Оказавшись в одиночестве, я странным образом начал стремительно трезветь. В загадочной Осиной спальне, в которую я так давно мечтал заглянуть, не оказалось ничего загадочного. Большая тахта занимала треть комнаты, одёжный шкаф занимал вторую треть, серый ковёр, испещрённый разноцветными линиями и точками, лежал на свободной трети пола. У изголовья тахты стояла тумбочка с настольной лампой и грудой книг. Воровато оглядевшись, я потянулся к ним. Пушкин, «Капитанская дочка», сборник стихов Ахматовой, увесистый розовый том с надписью «Что такое математика» на толстом корешке, несколько ксерокопий неизвестных мне авторов и в самом низу ещё одна книга Домбровского с непонятным и, как мне тогда показалось, претенциозным названием «Факультет ненужных вещей», с такой же непонятной и претенциозной обложкой, на которой была изображена необыкновенно толстая пионерка в форме и пилотке, отдающая салют на фоне то ли церквей, то ли юрт. Последней в стопке была роскошная антикварная Библия в иллюстрациях Доре [11] .
11
П. Г. Доре (1832–1883) – французский гравёр, иллюстратор и живописец.
Пушкин и Ахматова мне были знакомы. Все остальные книги я видел впервые, и даже в своём полупьяном состоянии понимал, что и ксерокопии, и Домбровский, а может быть, и Библия и есть та самая запрещённая литература, о которой пару раз грозно упоминал на лекциях университетский преподаватель философии.
Дома у нас никогда не говорили о политике. Ни отец, ни мать не были членами партии, но это не обсуждалось, и мне даже не приходило в голову спросить их почему. У нас с сестрой было обычное октябрятско-пионерское детство, в комсомол я вступил вместе со всеми, как и положено, в восьмом классе, не сильно задумываясь, зачем и для чего. Ося как-то поинтересовалась, комсомолец ли я.

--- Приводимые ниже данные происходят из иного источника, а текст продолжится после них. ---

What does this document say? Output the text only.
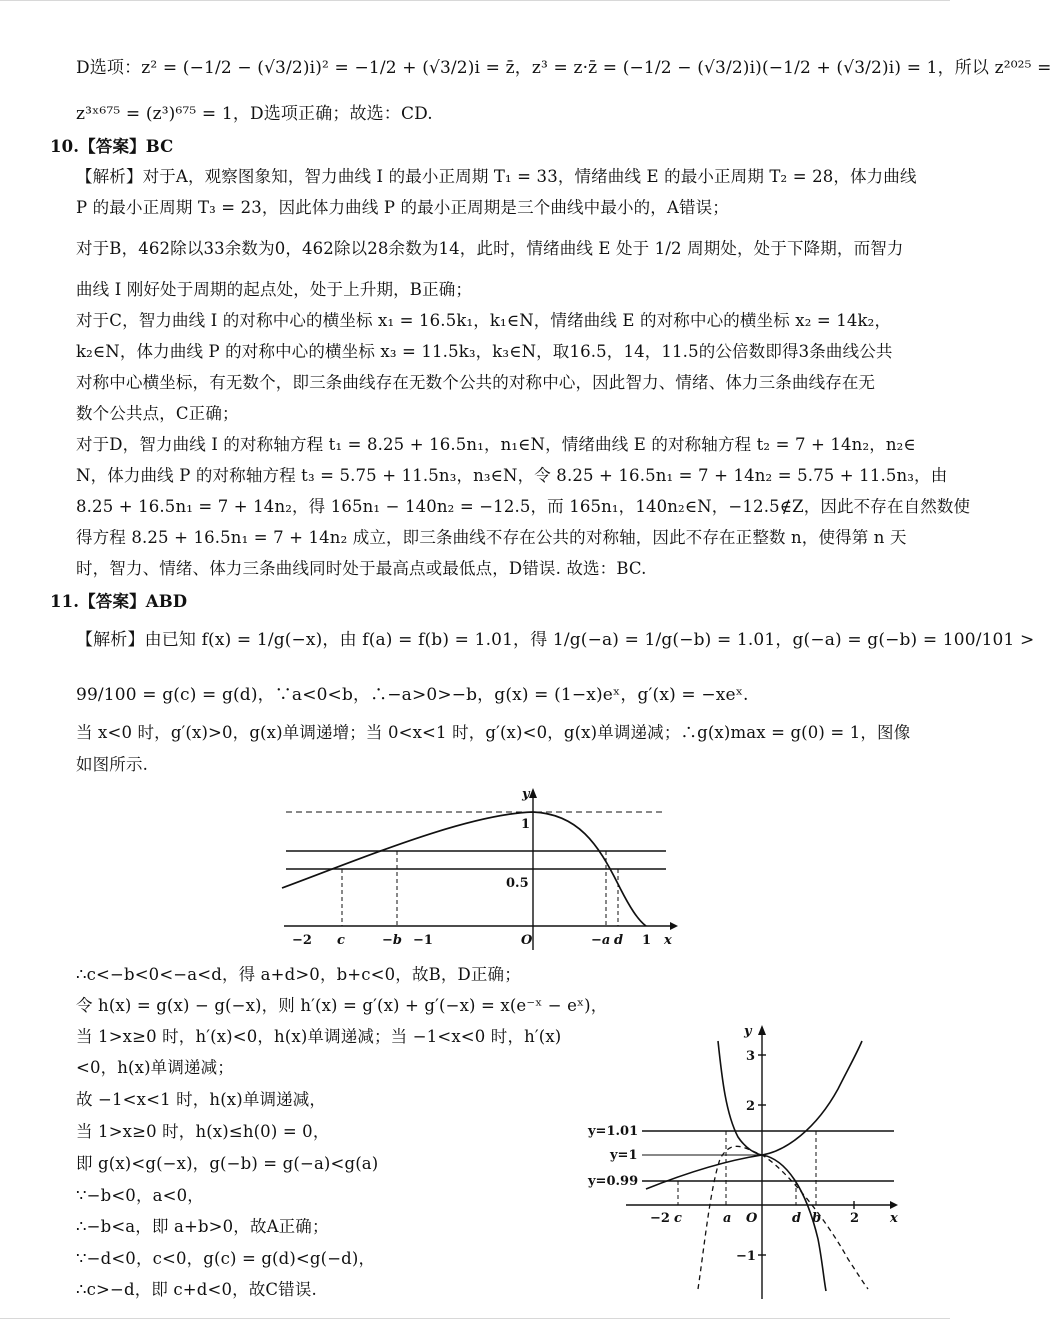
D选项：z² = (−1/2 − (√3/2)i)² = −1/2 + (√3/2)i = z̄，z³ = z·z̄ = (−1/2 − (√3/2)i)(−1/2 + (√3/2)i) = 1，所以 z²⁰²⁵ =
z³ˣ⁶⁷⁵ = (z³)⁶⁷⁵ = 1，D选项正确；故选：CD.
10.【答案】BC
【解析】对于A，观察图象知，智力曲线 I 的最小正周期 T₁ = 33，情绪曲线 E 的最小正周期 T₂ = 28，体力曲线
P 的最小正周期 T₃ = 23，因此体力曲线 P 的最小正周期是三个曲线中最小的，A错误；
对于B，462除以33余数为0，462除以28余数为14，此时，情绪曲线 E 处于 1/2 周期处，处于下降期，而智力
曲线 I 刚好处于周期的起点处，处于上升期，B正确；
对于C，智力曲线 I 的对称中心的横坐标 x₁ = 16.5k₁，k₁∈N，情绪曲线 E 的对称中心的横坐标 x₂ = 14k₂，
k₂∈N，体力曲线 P 的对称中心的横坐标 x₃ = 11.5k₃，k₃∈N，取16.5，14，11.5的公倍数即得3条曲线公共
对称中心横坐标，有无数个，即三条曲线存在无数个公共的对称中心，因此智力、情绪、体力三条曲线存在无
数个公共点，C正确；
对于D，智力曲线 I 的对称轴方程 t₁ = 8.25 + 16.5n₁，n₁∈N，情绪曲线 E 的对称轴方程 t₂ = 7 + 14n₂，n₂∈
N，体力曲线 P 的对称轴方程 t₃ = 5.75 + 11.5n₃，n₃∈N，令 8.25 + 16.5n₁ = 7 + 14n₂ = 5.75 + 11.5n₃，由
8.25 + 16.5n₁ = 7 + 14n₂，得 165n₁ − 140n₂ = −12.5，而 165n₁，140n₂∈N，−12.5∉Z，因此不存在自然数使
得方程 8.25 + 16.5n₁ = 7 + 14n₂ 成立，即三条曲线不存在公共的对称轴，因此不存在正整数 n，使得第 n 天
时，智力、情绪、体力三条曲线同时处于最高点或最低点，D错误. 故选：BC.
11.【答案】ABD
【解析】由已知 f(x) = 1/g(−x)，由 f(a) = f(b) = 1.01，得 1/g(−a) = 1/g(−b) = 1.01，g(−a) = g(−b) = 100/101 >
99/100 = g(c) = g(d)，∵a<0<b，∴−a>0>−b，g(x) = (1−x)eˣ，g′(x) = −xeˣ.
当 x<0 时，g′(x)>0，g(x)单调递增；当 0<x<1 时，g′(x)<0，g(x)单调递减；∴g(x)max = g(0) = 1，图像
如图所示.
y
x
O
1
0.5
−2 c	−b −1	−a d 1
∴c<−b<0<−a<d，得 a+d>0，b+c<0，故B，D正确；
令 h(x) = g(x) − g(−x)，则 h′(x) = g′(x) + g′(−x) = x(e⁻ˣ − eˣ)，
当 1>x≥0 时，h′(x)<0，h(x)单调递减；当 −1<x<0 时，h′(x)
<0，h(x)单调递减；
故 −1<x<1 时，h(x)单调递减，
当 1>x≥0 时，h(x)≤h(0) = 0，
即 g(x)<g(−x)，g(−b) = g(−a)<g(a)
∵−b<0，a<0，
∴−b<a，即 a+b>0，故A正确；
∵−d<0，c<0，g(c) = g(d)<g(−d)，
∴c>−d，即 c+d<0，故C错误.
y
x
O
3
2
−1
y=1.01
y=1
y=0.99
−2 c	a	d b 2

– Да, – ответил я, – как все.
– Прямо-таки все? – усомнилась она.
Подумав, я вспомнил, что два мальчика из моей параллели комсомольцами не были, один – потому что его всё равно бы не приняли, а второй – потому что болел, когда все вступали. Я сказал об этом Осе, она вздохнула, спросила:
– И что в твоей жизни изменилось, когда ты стал комсомольцем?
– А почему что-то должно было измениться? – удивился я.
– Зачем тогда вступать? – осведомилась она.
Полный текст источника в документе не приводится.